In fact, Keuka College wasn’t even my second choice; Keuka College was my safety school and it was the only college that I was accepted into when applying in my senior year of high school.
I attended a very prestigious all girls’ Catholic high school and I was expected by faculty, staff, and students to be able to attend practically any school I wanted following graduation. I had my heart set on one college in particular, The College of William and Mary, and it was practically all I could talk about my senior year of high school.
I wanted to go to William and Mary so badly that I had dreams almost every night of attending classes and hanging out in my dorm room. I took these dreams as a sign that I would most definitely be accepted. I had grown-up believing and understanding that if I wanted something badly enough, I would ultimately have it. Nothing could ever stand in the way of a girl and her dream college. With that in mind, I only applied to three schools, being irrationally certain that what I wanted would happen.
Obviously, that dream did not become a reality and neither did the ability to go to the second college I applied to either. I attended Keuka College, regretfully, the next fall and spring semesters, all the while working on my transfer application to William and Mary.
In June of 2016, I was once again denied admission to The College of William and Mary for my Sophomore year and I will be attending Keuka College for the second year in a row.
Since Keuka College was never my first choice and was not the college I originally ever wanted to attend, I feel guilty when my friends state that they cannot wait to go back, because I don’t really feel that way.
Keuka College is a good school, but there is nothing the school can possibly do to fill up the hole that I had hoped William and Mary would.
For the four years that I will be attending Keuka College, I will never truly look forward to returning.

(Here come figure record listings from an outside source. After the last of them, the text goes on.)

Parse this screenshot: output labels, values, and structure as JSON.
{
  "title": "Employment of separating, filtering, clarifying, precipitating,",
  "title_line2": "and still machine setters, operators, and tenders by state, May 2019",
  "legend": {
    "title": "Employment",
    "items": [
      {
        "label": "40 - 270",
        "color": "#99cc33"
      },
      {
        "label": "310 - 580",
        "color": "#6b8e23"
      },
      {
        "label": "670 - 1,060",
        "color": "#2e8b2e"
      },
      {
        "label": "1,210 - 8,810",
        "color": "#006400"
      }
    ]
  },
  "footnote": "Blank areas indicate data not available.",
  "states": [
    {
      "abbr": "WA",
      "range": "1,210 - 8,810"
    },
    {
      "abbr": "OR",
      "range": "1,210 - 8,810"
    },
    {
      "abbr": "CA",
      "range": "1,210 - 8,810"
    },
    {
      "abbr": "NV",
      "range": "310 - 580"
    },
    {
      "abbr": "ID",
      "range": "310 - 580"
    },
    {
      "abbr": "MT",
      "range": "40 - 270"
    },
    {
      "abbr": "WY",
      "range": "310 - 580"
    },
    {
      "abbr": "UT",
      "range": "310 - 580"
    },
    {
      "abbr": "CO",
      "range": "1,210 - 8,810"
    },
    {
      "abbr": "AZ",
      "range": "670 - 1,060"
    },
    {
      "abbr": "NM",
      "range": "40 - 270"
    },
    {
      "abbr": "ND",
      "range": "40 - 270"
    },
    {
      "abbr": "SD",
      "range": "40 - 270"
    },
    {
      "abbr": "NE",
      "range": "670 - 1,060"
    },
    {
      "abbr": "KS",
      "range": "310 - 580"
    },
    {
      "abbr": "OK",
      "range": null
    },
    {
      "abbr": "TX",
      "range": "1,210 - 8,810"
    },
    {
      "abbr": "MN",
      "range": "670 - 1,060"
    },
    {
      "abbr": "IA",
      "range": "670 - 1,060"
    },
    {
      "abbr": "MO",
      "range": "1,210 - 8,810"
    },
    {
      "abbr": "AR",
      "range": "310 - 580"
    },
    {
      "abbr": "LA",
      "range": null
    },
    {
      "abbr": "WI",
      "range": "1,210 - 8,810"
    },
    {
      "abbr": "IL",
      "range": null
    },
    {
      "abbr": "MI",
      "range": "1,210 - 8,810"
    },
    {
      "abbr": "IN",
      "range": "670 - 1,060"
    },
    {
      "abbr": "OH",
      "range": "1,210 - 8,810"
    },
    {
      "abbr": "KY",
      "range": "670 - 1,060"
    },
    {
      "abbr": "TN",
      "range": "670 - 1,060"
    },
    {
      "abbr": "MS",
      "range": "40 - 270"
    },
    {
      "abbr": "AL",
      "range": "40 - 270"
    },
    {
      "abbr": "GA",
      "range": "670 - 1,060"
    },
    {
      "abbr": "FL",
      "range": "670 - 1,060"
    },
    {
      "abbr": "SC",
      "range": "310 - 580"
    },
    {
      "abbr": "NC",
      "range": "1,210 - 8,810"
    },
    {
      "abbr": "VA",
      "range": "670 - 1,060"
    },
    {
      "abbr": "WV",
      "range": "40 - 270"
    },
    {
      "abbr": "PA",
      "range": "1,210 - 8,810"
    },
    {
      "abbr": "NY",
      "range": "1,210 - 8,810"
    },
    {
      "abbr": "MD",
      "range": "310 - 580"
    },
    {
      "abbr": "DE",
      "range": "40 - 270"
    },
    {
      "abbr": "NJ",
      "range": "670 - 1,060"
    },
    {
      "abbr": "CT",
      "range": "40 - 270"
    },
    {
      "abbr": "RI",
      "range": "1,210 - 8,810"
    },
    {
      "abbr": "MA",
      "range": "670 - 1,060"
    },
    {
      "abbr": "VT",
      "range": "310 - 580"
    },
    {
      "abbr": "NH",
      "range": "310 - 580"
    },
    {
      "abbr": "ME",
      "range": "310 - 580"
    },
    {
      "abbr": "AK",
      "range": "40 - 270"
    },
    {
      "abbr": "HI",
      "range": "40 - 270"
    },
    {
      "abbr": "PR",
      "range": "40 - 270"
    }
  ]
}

William and Mary was the school I had fallen in love with, but Keuka College was the only place I could go.
Most of the time, I feel like I’m missing out on the true “college experience”. That feeling when you can’t wait to go back to school, can’t wait to decorate your dorm, and can’t wait to see your campus again. I don’t feel that way. I wish that I did, but I don’t.
Having to return for a second year at my safety school has taught me about reality. Reality sucks, honestly, and we cannot have what we’ve always wanted all the time. I am upset and frustrated with my inability to be as excited and anxious to go back to college as my peers are, but this is my reality. My reality is that I didn’t get into the school I wanted and I am not where I wanted to be at this point in my life, but I have to learn to let this dream go. It’s going to be hard and it’s going to hurt but I have to learn to let my need for an undergraduate degree from The College of William and Mary go.
Children are told from the day they are born that they can do whatever they want and be whatever they hope to be, but I am slowly coming to the realization that this is not always true. We cannot always become who we have wanted to be, we can try, but sometimes we fail and we must accept that this dream is dead and gone. I am working to accept that my safety school, is now my school; there is no going back and I need to learn to create a new dream, a dream that involves Keuka College.